A scenario happened to me this morning that happens to some people far too often. You open up your purse to find your phone, but it’s not there. The downside is that you’re already at work and there’s still a full day to get through. If you’re like me and attached to your phone, it feels weird to not be able to check the time, open text messages, or basically be apart of instant communication that comes with having a cell phone. While I’ve already written articles about the downside of being constantly connected to technology (ie. Don’t Let Technology Mess Up Real Life Relationships), the cell phone is its own category all-together: people use cell phones like all-purpose communication tools. It’s a gadget that’s become something that people use as a crutch to not talk to people in person. What exactly is the point of being so attached to a digital device, yet oblivious to the world around you? Not having my phone around me this morning has made me ponder this question, so I thought I’d muse about it and try to decipher the reason behind our obsession with our phones.

Sometimes, when I go to a new place and don’t know anyone, it’s just easier to just look down at my cell phone and text someone I know. It might be a bad habit, but I’ve seen other people do the same thing in public places. It’s even common to be at a dinner with friends and constantly see one or more people looking down at their phones at your own table. Constantly being somewhere else might be natural in such a technological environment, but is it really healthy to be so detached from our surroundings? Being separated from my cell phone today has been an interesting experience: it started with both shock and annoyance culminated with a pay phone call home, yet has steadily eased into general nervousness and reassuring myself of its unimportance. I think the main reason I’ve felt this way is that I’m afraid, as a lot of people are, of being disconnected from people. Having your phone means that you’re available for people to contact you on the spot and when you lose that ability, it’s kind of disconcerting. My first thought when I forgot my phone was, will people get annoyed if I don’t answer their texts until 7pm tonight? I might really want my phone back right now, but I know it’s a good experience (and an article idea!) to have to deal with a day where I have to live without my “crutch.” It reminds me of being up in the mountains for vacation last summer and just basking in nature. The summer is the perfect time to calm down on the technological front and just let it be, especially with it being so nice outside!

This might sound really bad, but I’ll admit that when I was at a concert this past weekend with one friend, I kept answering texts on my phone. It can sometimes be hard to gauge the importance of communicating with certain people, yet it’s vital to know when to put the technology down and just go with the moment. It can be difficult enough when multiple people are talking to your face at once, but it’s even crazier when different mediums are involved. You could be texting, using any form of IM, or even just checking your e-mail and you’re lost in a separate world. A lot of phones have internet-related features now, therefore, when the phone is left at home, lost, or stolen, it’s like losing your virtual livelihood. I remember looking around me after realizing my phone was at home and just feeling helpless. I know that’s not a healthy feeling, yet I felt naked without my phone by my side. I haven’t had a phone even half as long as I’ve been alive, yet it feels like a part of me. Why does this phenomenon happen?
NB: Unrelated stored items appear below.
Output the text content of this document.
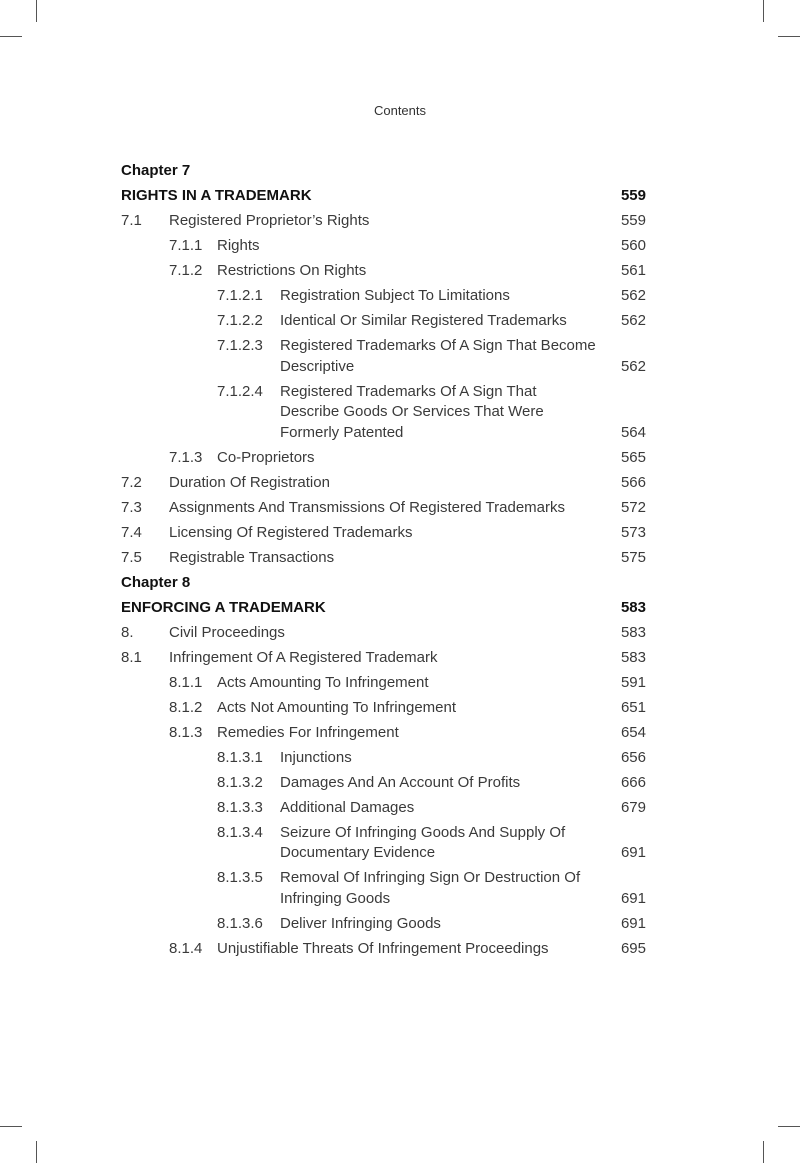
Contents
Chapter 7
RIGHTS IN A TRADEMARK	559
7.1 Registered Proprietor’s Rights	559
7.1.1 Rights	560
7.1.2 Restrictions On Rights	561
7.1.2.1 Registration Subject To Limitations	562
7.1.2.2 Identical Or Similar Registered Trademarks	562
7.1.2.3 Registered Trademarks Of A Sign That Become Descriptive	562
7.1.2.4 Registered Trademarks Of A Sign That Describe Goods Or Services That Were Formerly Patented	564
7.1.3 Co-Proprietors	565
7.2 Duration Of Registration	566
7.3 Assignments And Transmissions Of Registered Trademarks	572
7.4 Licensing Of Registered Trademarks	573
7.5 Registrable Transactions	575
Chapter 8
ENFORCING A TRADEMARK	583
8. Civil Proceedings	583
8.1 Infringement Of A Registered Trademark	583
8.1.1 Acts Amounting To Infringement	591
8.1.2 Acts Not Amounting To Infringement	651
8.1.3 Remedies For Infringement	654
8.1.3.1 Injunctions	656
8.1.3.2 Damages And An Account Of Profits	666
8.1.3.3 Additional Damages	679
8.1.3.4 Seizure Of Infringing Goods And Supply Of Documentary Evidence	691
8.1.3.5 Removal Of Infringing Sign Or Destruction Of Infringing Goods	691
8.1.3.6 Deliver Infringing Goods	691
8.1.4 Unjustifiable Threats Of Infringement Proceedings	695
In 2010, as has always been the case, it’s common for people to feel “left out” if they don’t have a connection to others. The fact that these personal connections have extended to technology has created a different environment where people are less apt to initiate conversations in person. While phones can be lifesavers in emergency situations, they’ve become so much more in recent years. Being connected to more people in the world is one of the most important aspects of this new generation, yet it’s a vitally important experience to have to talk to others face-to-face. Social skills are important for jobs, as well as interactions with strangers and personal relationships alike. Being constantly attached to one’s phone might be a new and interesting way to get to know someone, but being away from your phone, even just for a little bit, makes it easier to appreciate the world around you and what you might be missing behind the screen. Keep your eyes off of your phone sometimes and just embrace what’s around you – life’s out there for independent exploration, so don’t miss out!